Le second volet de cette proposition de loi est relatif à d’autres ajustements susceptibles de faciliter le fonctionnement des communes de Polynésie française. Les principales avancées donneront la possibilité aux communes du Pays de créer des sociétés publiques locales, afin de faciliter leurs commandes publiques. Pour mémoire, la loi du 28 mai 2010 pour le développement des sociétés publiques locales qui a institué l’article L. 1531-1 du code général des collectivités territoriales relatif à la création de sociétés publiques locales ne prévoyait aucune disposition outre-mer. La possibilité de créer une société publique locale a été étendue à la Nouvelle-Calédonie et à ses communes par la loi organique du 15 novembre 2013 et la loi simple du 15 novembre 2013 portant diverses dispositions relatives aux outre-mer. Je ne vois aucun obstacle à ce que cette faculté soit désormais étendue à la Polynésie française.

Sont ensuite envisagées les possibilités que les conseils municipaux des communes composées de communes associées puissent se tenir par téléconférence et que le maire dispose d’une délégation plus large en matière de marchés publics. Ces simplifications, ainsi que les propositions relatives aux indemnités des maires délégués ne rencontrent évidemment aucune opposition de la part du Gouvernement.

Par ailleurs, je ne peux qu’être favorable aux extensions et modifications suggérées dans le domaine des marchés publics et aux changements apportés pour les établissements publics de coopération intercommunale, ou EPCI, car ces deux propositions répondent aux demandes concrètes des élus locaux de Polynésie.
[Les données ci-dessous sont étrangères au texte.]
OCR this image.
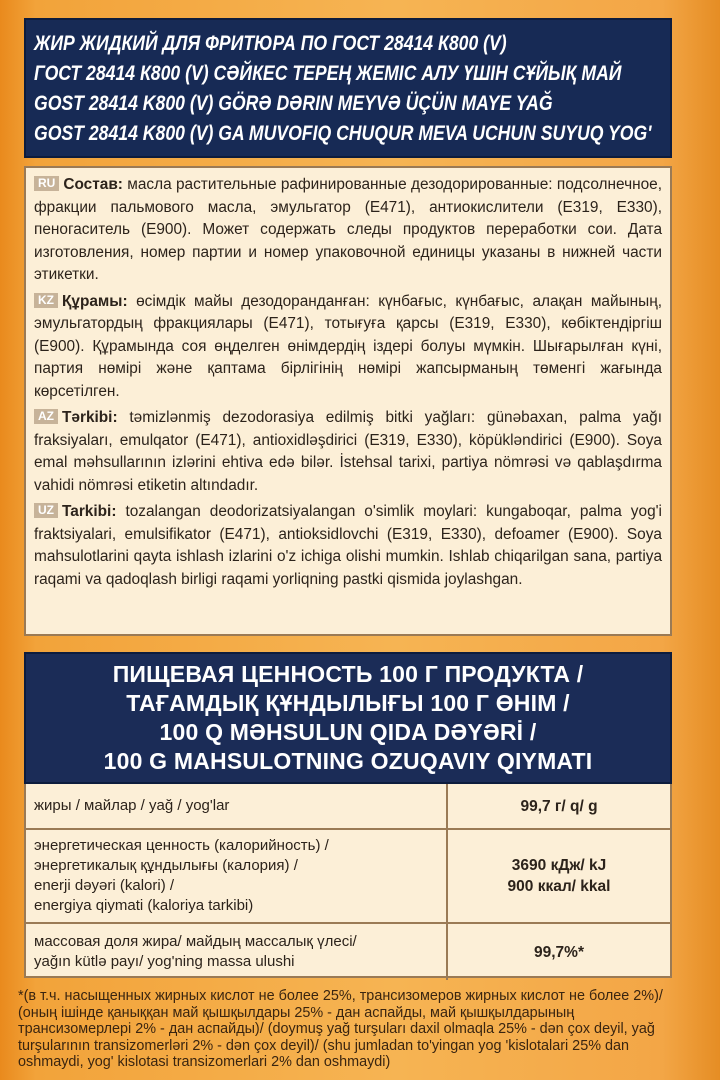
ЖИР ЖИДКИЙ ДЛЯ ФРИТЮРА ПО ГОСТ 28414 К800 (V)
ГОСТ 28414 К800 (V) СӘЙКЕС ТЕРЕҢ ЖЕМІС АЛУ ҮШІН СҰЙЫҚ МАЙ
GOST 28414 K800 (V) GÖRƏ DƏRIN MEYVƏ ÜÇÜN MAYE YAĞ
GOST 28414 K800 (V) GA MUVOFIQ CHUQUR MEVA UCHUN SUYUQ YOG'

RU Состав: масла растительные рафинированные дезодорированные: подсолнечное, фракции пальмового масла, эмульгатор (Е471), антиокислители (Е319, Е330), пеногаситель (Е900). Может содержать следы продуктов переработки сои. Дата изготовления, номер партии и номер упаковочной единицы указаны в нижней части этикетки.

KZ Құрамы: өсімдік майы дезодоранданған: күнбағыс, күнбағыс, алақан майының, эмульгатордың фракциялары (Е471), тотығуға қарсы (Е319, Е330), көбіктендіргіш (Е900). Құрамында соя өңделген өнімдердің іздері болуы мүмкін. Шығарылған күні, партия нөмірі және қаптама бірлігінің нөмірі жапсырманың төменгі жағында көрсетілген.

AZ Tərkibi: təmizlənmiş dezodorasiya edilmiş bitki yağları: günəbaxan, palma yağı fraksiyaları, emulqator (E471), antioxidləşdirici (E319, E330), köpükləndirici (E900). Soya emal məhsullarının izlərini ehtiva edə bilər. İstehsal tarixi, partiya nömrəsi və qablaşdırma vahidi nömrəsi etiketin altındadır.

UZ Tarkibi: tozalangan deodorizatsiyalangan o'simlik moylari: kungaboqar, palma yog'i fraktsiyalari, emulsifikator (E471), antioksidlovchi (E319, E330), defoamer (E900). Soya mahsulotlarini qayta ishlash izlarini o'z ichiga olishi mumkin. Ishlab chiqarilgan sana, partiya raqami va qadoqlash birligi raqami yorliqning pastki qismida joylashgan.

ПИЩЕВАЯ ЦЕННОСТЬ 100 Г ПРОДУКТА /
ТАҒАМДЫҚ ҚҰНДЫЛЫҒЫ 100 Г ӨНІМ /
100 Q MƏHSULUN QIDA DƏYƏRİ /
100 G MAHSULOTNING OZUQAVIY QIYMATI
жиры / майлар / yağ / yog'lar	99,7 г/ q/ g
энергетическая ценность (калорийность) /
энергетикалық құндылығы (калория) /
enerji dəyəri (kalori) /
energiya qiymati (kaloriya tarkibi)
3690 кДж/ kJ
900 ккал/ kkal
массовая доля жира/ майдың массалық үлесі/
yağın kütlə payı/ yog'ning massa ulushi
99,7%*
*(в т.ч. насыщенных жирных кислот не более 25%, трансизомеров жирных кислот не более 2%)/ (оның ішінде қаныққан май қышқылдары 25% - дан аспайды, май қышқылдарының трансизомерлері 2% - дан аспайды)/ (doymuş yağ turşuları daxil olmaqla 25% - dən çox deyil, yağ turşularının transizomerləri 2% - dən çox deyil)/ (shu jumladan to'yingan yog 'kislotalari 25% dan oshmaydi, yog' kislotasi transizomerlari 2% dan oshmaydi)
La Haute Assemblée devra se prononcer sur un nombre réduit d’amendements présentant l’intérêt d’apporter des améliorations rédactionnelles ou des précisions qui semblent nécessaires au rapporteur comme au Gouvernement.

Compte tenu de la qualité de la proposition de loi et de son origine consensuelle sur le territoire, je ne doute pas que le Sénat adoptera ce texte important pour les élus locaux de Polynésie française, pour le fonctionnement des communes et pour la meilleure compréhension du fonctionnement de ces institutions de proximité.